Victory sucker complete with a smirk

I was dreading this. But it turned out to be a great adventure. Friends sent encouraging texts while we were there and I wielded my camera like the paparazi. The stylist was amazing with him and even didn’t act scared when I tracked her down into another room afterward to say thank-you in an overly loud voice.

We’ve been watching her move from a stance of watching other kids have fun on playground equipment she is scared of, to testing it out for herself. Courage. Growing up. Feeling proud of herself. These are good things we want for her.

When I look at my daughter I see the two day old baby with the soft and slightly pointed head we held at the hospital. I see the toddler wildly flapping her arms to practically “shout” at me in baby signs that she sees birds and thinks they are wonderful. I see her now as the four year old in her princess hat. But I also see her on her first day of school yet to come, and going off on her first date as a teenager, and as a strong young woman post college.

Selah’s new bed now that she’s a 4yr old! I couldn’t resist the castle loft bed with slide and hidey room underneath.

With Josiah it is the same. I see him in my arms as a newborn. I see him now. I see him in daydreams of when he has grown into a young man. The crystal ball of my heart sees all these points in time for my children. And I’m excited. My pulse quickens and a quick “thank you” prayer is muttered inside for the 1,000th time that day.

Taking a picnic lunch to the park. Eating in the sunshine. Coming back home a little sandy, full-tummied, and tired for afternoon naps. This is my new favorite way to spend 11am-1pm.

When it comes down to it, there is no choice for parents. As parents we want to give life to our children. And there just isn’t fresh life in stuck, stagnant ponds of pulling back, of trying to make your past also be your future. Hear me mamas. This doesn’t mean we can’t grieve for moments being left. It doesn’t mean that if we do cry while folding tiny clothes into a storage bin or if we do need to say yes when the kid’s stylist asks us if we’d like to keep a locket of baby curl for our scrapbooks that we are weak or unwilling to embrace life.

It is good and, dare I say, a spiritual act to recognize the wonder in a moment and to be hit fully with both it’s goodness and how painful it will be to move past. That’s why I try to take more pictures. That’s why I do these blog posts. To remember. To file away these moments. Because remembering is an act of honor that gives me the courage to turn my face forward and believe that our next stage together will be good and challenging and wonderful all in it’s own way.

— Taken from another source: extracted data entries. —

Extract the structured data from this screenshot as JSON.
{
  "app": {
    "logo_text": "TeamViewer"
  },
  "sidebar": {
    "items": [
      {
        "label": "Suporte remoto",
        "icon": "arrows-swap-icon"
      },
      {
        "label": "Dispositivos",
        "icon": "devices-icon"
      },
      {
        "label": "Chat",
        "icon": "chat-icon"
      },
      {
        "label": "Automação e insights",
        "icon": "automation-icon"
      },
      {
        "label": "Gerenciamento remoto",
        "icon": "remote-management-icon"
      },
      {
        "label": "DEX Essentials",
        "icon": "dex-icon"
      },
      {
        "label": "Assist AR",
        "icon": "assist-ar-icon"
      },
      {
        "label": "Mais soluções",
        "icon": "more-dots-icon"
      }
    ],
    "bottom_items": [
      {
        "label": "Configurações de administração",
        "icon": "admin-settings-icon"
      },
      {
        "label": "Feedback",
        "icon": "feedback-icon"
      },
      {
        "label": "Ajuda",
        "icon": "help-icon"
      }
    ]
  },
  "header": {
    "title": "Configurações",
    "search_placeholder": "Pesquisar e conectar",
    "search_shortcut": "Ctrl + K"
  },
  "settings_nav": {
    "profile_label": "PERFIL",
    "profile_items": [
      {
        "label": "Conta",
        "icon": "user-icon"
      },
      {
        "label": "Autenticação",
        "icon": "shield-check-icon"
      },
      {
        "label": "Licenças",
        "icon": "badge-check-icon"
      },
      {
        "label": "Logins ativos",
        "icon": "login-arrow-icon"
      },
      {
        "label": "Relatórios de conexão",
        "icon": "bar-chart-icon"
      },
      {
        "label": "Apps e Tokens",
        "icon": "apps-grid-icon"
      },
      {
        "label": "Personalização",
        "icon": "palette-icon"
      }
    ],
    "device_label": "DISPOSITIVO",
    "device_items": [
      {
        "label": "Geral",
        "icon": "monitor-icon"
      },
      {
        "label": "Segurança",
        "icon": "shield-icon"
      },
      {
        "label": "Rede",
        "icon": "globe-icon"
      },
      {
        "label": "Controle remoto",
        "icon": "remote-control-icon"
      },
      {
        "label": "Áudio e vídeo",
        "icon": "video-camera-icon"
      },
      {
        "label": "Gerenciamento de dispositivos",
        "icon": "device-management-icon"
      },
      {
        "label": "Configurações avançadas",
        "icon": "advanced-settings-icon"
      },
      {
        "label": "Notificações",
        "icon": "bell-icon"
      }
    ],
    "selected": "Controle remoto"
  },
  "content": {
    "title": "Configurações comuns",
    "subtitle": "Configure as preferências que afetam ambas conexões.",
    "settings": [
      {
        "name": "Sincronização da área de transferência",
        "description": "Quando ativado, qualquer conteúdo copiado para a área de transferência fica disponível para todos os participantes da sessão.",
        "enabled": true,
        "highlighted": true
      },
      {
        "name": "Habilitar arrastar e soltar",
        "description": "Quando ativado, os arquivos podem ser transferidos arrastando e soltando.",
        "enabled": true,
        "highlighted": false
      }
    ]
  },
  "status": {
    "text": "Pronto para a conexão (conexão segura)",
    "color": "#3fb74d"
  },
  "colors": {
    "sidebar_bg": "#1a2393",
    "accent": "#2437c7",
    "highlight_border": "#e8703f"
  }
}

I know the answer is yes, so I won’t even ask if any of you parents of littles out there got blindsided by the letting-go blitz. I just hope you’re finding your own ways to remember and to gain the courage to fall forward. Letting go. Leaning in. And having a million silent “thank-you” prayers in between.

5 thoughts on “Letting Go and Falling Forward

    • Thanks Hill! I was actually thinking that it’s a little risky for me to put thoughts like this out there since I’m discovering what I actually think as I’m writing them, and hitting that “post” button before I sit on my thought nest longer. Thanks for validating the process.

      • I loved this too! So nice to read this as Emmitt just turned 1 and I had so many similar thoughts. Of course I want him to continue to grow and learn new things, but a part of me aches at the same time. You put it all perfectly. I so enjoy reading your blog. You are a wonderful writer and clearly a wonderful mama, wife and friend 🙂

      • Thanks for the vote of confidence, Grace! And happy birthday Emmitt! Did you ever imagine we’d have such incredible kiddos? Also, will you please put a photo/video tour of your home on your blog? You have such a fun style, I’m sure it’s incredible and I want to snoop!

  1. I haven’t even really met this baby boy yet, and I already feel that way. I know when the time comes I’ll be glad to have him in my arms instead of in my belly, but I am already sad that there will come a day when I can’t feel his kicks and flips inside. Thanks for sharing your thoughts!